Qwen3 MoE
About
The d9d.module.model.qwen3_dense package implements the Qwen3 Dense model architecture.
The d9d.module.parallelism.model.qwen3_dense package implements default horizontal parallelism strategy for this model.
d9d.module.model.qwen3_dense
Qwen3DenseForCausalLM
Bases: Module, ModuleLateInit, ModuleSupportsPipelining
A Qwen3 Dense model wrapped with a Causal Language Modeling head.
It is designed to be split across multiple pipeline stages.
__init__(params, stage, hidden_states_snapshot_mode, enable_checkpointing)
Constructs the Qwen3DenseForCausalLM object.
Parameters:
| Name | Type | Description | Default |
|---|---|---|---|
params
|
Qwen3DenseForCausalLMParameters
|
Full model configuration parameters. |
required |
stage
|
PipelineStageInfo
|
Pipeline stage information for this instance. |
required |
hidden_states_snapshot_mode
|
HiddenStatesAggregationMode
|
Configures intermediate hidden state aggregation & snapshotting mode. |
required |
enable_checkpointing
|
bool
|
Whether to enable activation checkpointing. |
required |
forward(input_ids=None, hidden_states=None, position_ids=None, hidden_states_snapshot=None, hidden_states_agg_mask=None, labels=None)
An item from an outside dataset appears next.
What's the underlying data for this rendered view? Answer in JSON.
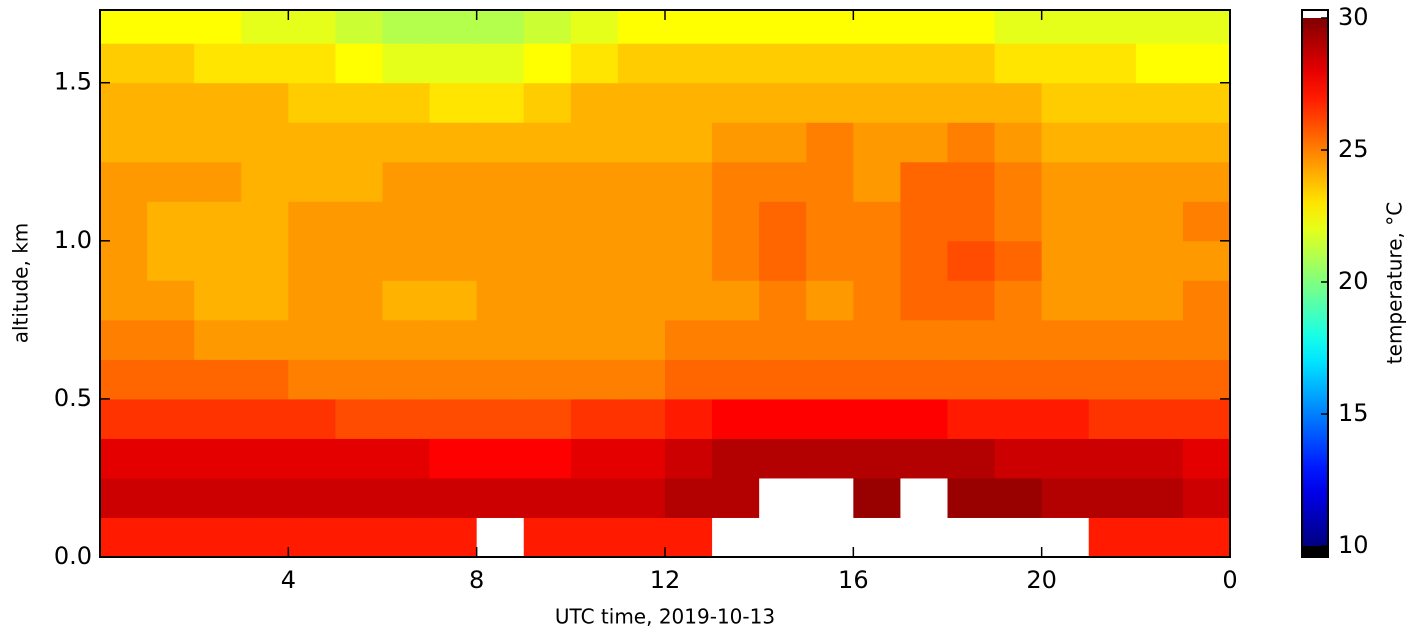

Executes the model forward pass.
If this is the last stage, it expects labels to be provided and computes
the cross-entropy loss (returned as 'logps' typically representing per-token loss).
Parameters:
| Name | Type | Description | Default |
|---|---|---|---|
input_ids
|
Tensor | None
|
Input token IDS (for Stage 0). |
None
|
hidden_states
|
Tensor | None
|
Hidden states from previous stage (for Stage > 0). |
None
|
position_ids
|
Tensor | None
|
Positional indices for RoPE. |
None
|
hidden_states_snapshot
|
Tensor | None
|
Intermediate state collector. |
None
|
hidden_states_agg_mask
|
Tensor | None
|
Mask for state aggregation. |
None
|
labels
|
Tensor | None
|
Target tokens for loss computation (Last Stage). |
None
|
Returns:
| Type | Description |
|---|---|
dict[str, Tensor]
|
Dictionary containing 'hidden_states', optionally 'hidden_states_snapshot', |
dict[str, Tensor]
|
and per-token 'logps' if on the last stage. |
reset_parameters()
Resets module parameters.
Qwen3DenseForCausalLMParameters
Bases: BaseModel
Configuration parameters for Qwen3 Dense model with a Causal Language Modeling head.
Attributes:
| Name | Type | Description |
|---|---|---|
model |
Qwen3DenseParameters
|
The configuration for the underlying Qwen3 Dense model. |
Qwen3DenseForClassification
Bases: Module, ModuleLateInit, ModuleSupportsPipelining
A Qwen3 Dense model wrapped with a Sequence/Token Classification head.
It is designed to be split across multiple pipeline stages.
__init__(params, stage, hidden_states_snapshot_mode, enable_checkpointing)
Constructs the Qwen3DenseForClassification object.
Parameters:
| Name | Type | Description | Default |
|---|---|---|---|
params
|
Qwen3DenseForClassificationParameters
|
Full model configuration parameters. |
required |
stage
|
PipelineStageInfo
|
Pipeline stage information for this instance. |
required |
hidden_states_snapshot_mode
|
HiddenStatesAggregationMode
|
Configures intermediate hidden state aggregation & snapshotting mode. |
required |
enable_checkpointing
|
bool
|
Whether to enable activation checkpointing. |
required |
forward(input_ids=None, hidden_states=None, position_ids=None, hidden_states_snapshot=None, hidden_states_agg_mask=None, pooling_mask=None)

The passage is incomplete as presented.